The Fix: To prohibit gossip from spreading like wildfire, don’t be afraid to be blunt. As an employer or coworker, face the situation head on by saying, “Now’s not the time,” or “I don’t want to talk about someone on our team without them present.” It’s pretty hard to continue gossiping when faced with blatant honesty, and it’s the only thing that can put out the fire.
Culture is about collaboration, not competition. If you have a coworker that is constantly bragging about their achievements, trying to compare your workloads, and/or undermining other employees, you know you have a one-upper on your hands.
The Fix: A one-upper is driven by insecurity, so don’t let yours get the best of you. Encourage this person by paying them a genuine compliment when they excel.

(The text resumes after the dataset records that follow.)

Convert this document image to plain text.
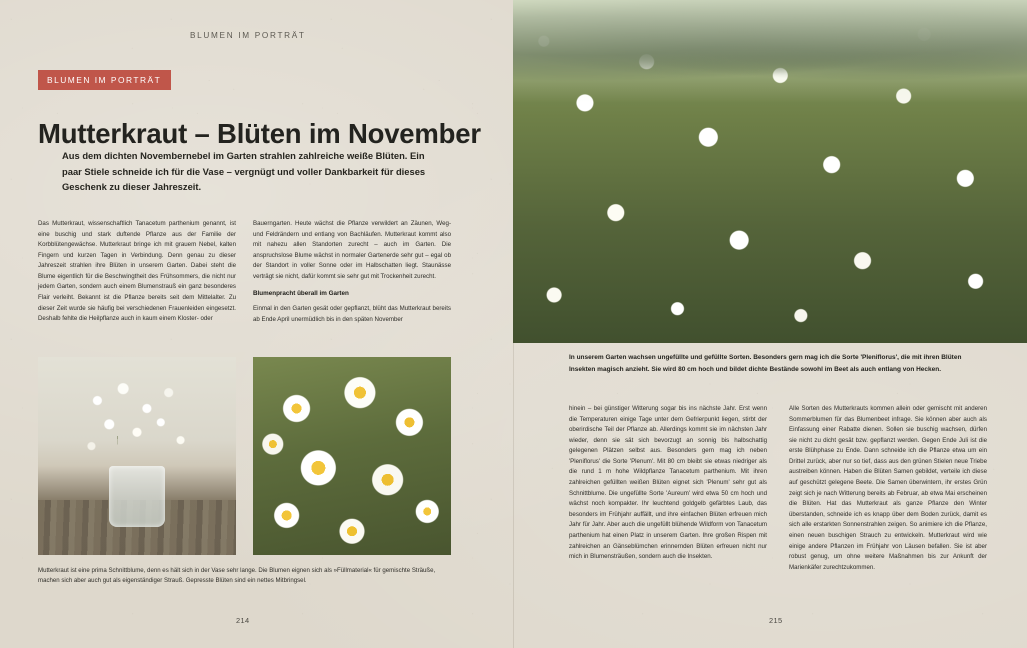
BLUMEN IM PORTRÄT
BLUMEN IM PORTRÄT
Mutterkraut – Blüten im November
Aus dem dichten Novembernebel im Garten strahlen zahlreiche weiße Blüten. Ein paar Stiele schneide ich für die Vase – vergnügt und voller Dankbarkeit für dieses Geschenk zu dieser Jahreszeit.

Das Mutterkraut, wissenschaftlich Tanacetum parthenium genannt, ist eine buschig und stark duftende Pflanze aus der Familie der Korbblütengewächse. Mutterkraut bringe ich mit grauem Nebel, kalten Fingern und kurzen Tagen in Verbindung. Denn genau zu dieser Jahreszeit strahlen ihre Blüten in unserem Garten. Dabei steht die Blume eigentlich für die Beschwingtheit des Frühsommers, die nicht nur jedem Garten, sondern auch einem Blumenstrauß ein ganz besonderes Flair verleiht. Bekannt ist die Pflanze bereits seit dem Mittelalter. Zu dieser Zeit wurde sie häufig bei verschiedenen Frauenleiden eingesetzt. Deshalb fehlte die Heilpflanze auch in kaum einem Kloster- oder

Bauerngarten. Heute wächst die Pflanze verwildert an Zäunen, Weg- und Feldrändern und entlang von Bachläufen. Mutterkraut kommt also mit nahezu allen Standorten zurecht – auch im Garten. Die anspruchslose Blume wächst in normaler Gartenerde sehr gut – egal ob der Standort in voller Sonne oder im Halbschatten liegt. Staunässe verträgt sie nicht, dafür kommt sie sehr gut mit Trockenheit zurecht.

Blumenpracht überall im Garten

Einmal in den Garten gesät oder gepflanzt, blüht das Mutterkraut bereits ab Ende April unermüdlich bis in den späten November

Mutterkraut ist eine prima Schnittblume, denn es hält sich in der Vase sehr lange. Die Blumen eignen sich als »Füllmaterial« für gemischte Sträuße, machen sich aber auch gut als eigenständiger Strauß. Gepresste Blüten sind ein nettes Mitbringsel.
214
In unserem Garten wachsen ungefüllte und gefüllte Sorten. Besonders gern mag ich die Sorte 'Pleniflorus', die mit ihren Blüten Insekten magisch anzieht. Sie wird 80 cm hoch und bildet dichte Bestände sowohl im Beet als auch entlang von Hecken.

hinein – bei günstiger Witterung sogar bis ins nächste Jahr. Erst wenn die Temperaturen einige Tage unter dem Gefrierpunkt liegen, stirbt der oberirdische Teil der Pflanze ab. Allerdings kommt sie im nächsten Jahr wieder, denn sie sät sich bevorzugt an sonnig bis halbschattig gelegenen Plätzen selbst aus. Besonders gern mag ich neben 'Pleniflorus' die Sorte 'Plenum'. Mit 80 cm bleibt sie etwas niedriger als die rund 1 m hohe Wildpflanze Tanacetum parthenium. Mit ihren zahlreichen gefüllten weißen Blüten eignet sich 'Plenum' sehr gut als Schnittblume. Die ungefüllte Sorte 'Aureum' wird etwa 50 cm hoch und wächst noch kompakter. Ihr leuchtend goldgelb gefärbtes Laub, das besonders im Frühjahr auffällt, und ihre einfachen Blüten erfreuen mich Jahr für Jahr. Aber auch die ungefüllt blühende Wildform von Tanacetum parthenium hat einen Platz in unserem Garten. Ihre großen Rispen mit zahlreichen an Gänseblümchen erinnernden Blüten erfreuen nicht nur mich in Blumensträußen, sondern auch die Insekten.

Alle Sorten des Mutterkrauts kommen allein oder gemischt mit anderen Sommerblumen für das Blumenbeet infrage. Sie können aber auch als Einfassung einer Rabatte dienen. Sollen sie buschig wachsen, dürfen sie nicht zu dicht gesät bzw. gepflanzt werden. Gegen Ende Juli ist die erste Blühphase zu Ende. Dann schneide ich die Pflanze etwa um ein Drittel zurück, aber nur so tief, dass aus den grünen Stielen neue Triebe austreiben können. Haben die Blüten Samen gebildet, verteile ich diese auf geschützt gelegene Beete. Die Samen überwintern, ihr erstes Grün zeigt sich je nach Witterung bereits ab Februar, ab etwa Mai erscheinen die Blüten. Hat das Mutterkraut als ganze Pflanze den Winter überstanden, schneide ich es knapp über dem Boden zurück, damit es sich alle erstarkten Sonnenstrahlen zeigen. So animiere ich die Pflanze, einen neuen buschigen Strauch zu entwickeln. Mutterkraut wird wie einige andere Pflanzen im Frühjahr von Läusen befallen. Sie ist aber robust genug, um ohne weitere Maßnahmen bis zur Ankunft der Marienkäfer zurechtzukommen.

215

Let your actions speak for themselves instead of arguing back, and don’t be afraid to take the high road. When faced with your constant praise, their need to assert their own superiority should diminish. Be approachable rather than defensive.
Some call it micromanaging, but I call it babysitting. In my experience as a female millennial in the workplace, it can be difficult to work with others who have an insecurity complex about your age difference. If your subordinate has an issue with your age or experience level and constantly makes you feel inadequate, focus your efforts of reframing the conversation.
The Fix: As an employee, let communication be your guide. If you receive unsolicited corrections, take it upon yourself to ask for more feedback. It seems counterintuitive, but inquire about your performance in a polite manner. Say, “What could I be doing better?” or “Is there anything I’m not doing that you expect of me?” It might soothe your babysitter to know that you truly care about your work, and hopefully, they’ll relax and let you do the job you were hired for. If you show a genuine will to work, they will have less to pick on.
Above all, to create a company culture where relationships can thrive, you need three key components: honesty, approachability, and the will to work. These qualities can only flourish when gossiping, one-upping, and babysitting are put to rest. To fight negative talk, be honest. To avoid competition, be approachable. To calm a babysitter, show a will to do great work despite criticism. Coworkers who treat each other with these values will ultimately create a professional environment based on mutual respect where friendships can flourish.
If you’re tired of being lonely at work, examine the culture where you live out your 9-5. What positive steps can you take to foster successful interactions inside the workplace and eliminate negative stereotypes? Challenge yourself to be a leader in your team, even if you don’t have the official authority. You have the power to shape the conversation. Speak up, work together, and don’t be afraid to take the working relationship to the next (friendly) step.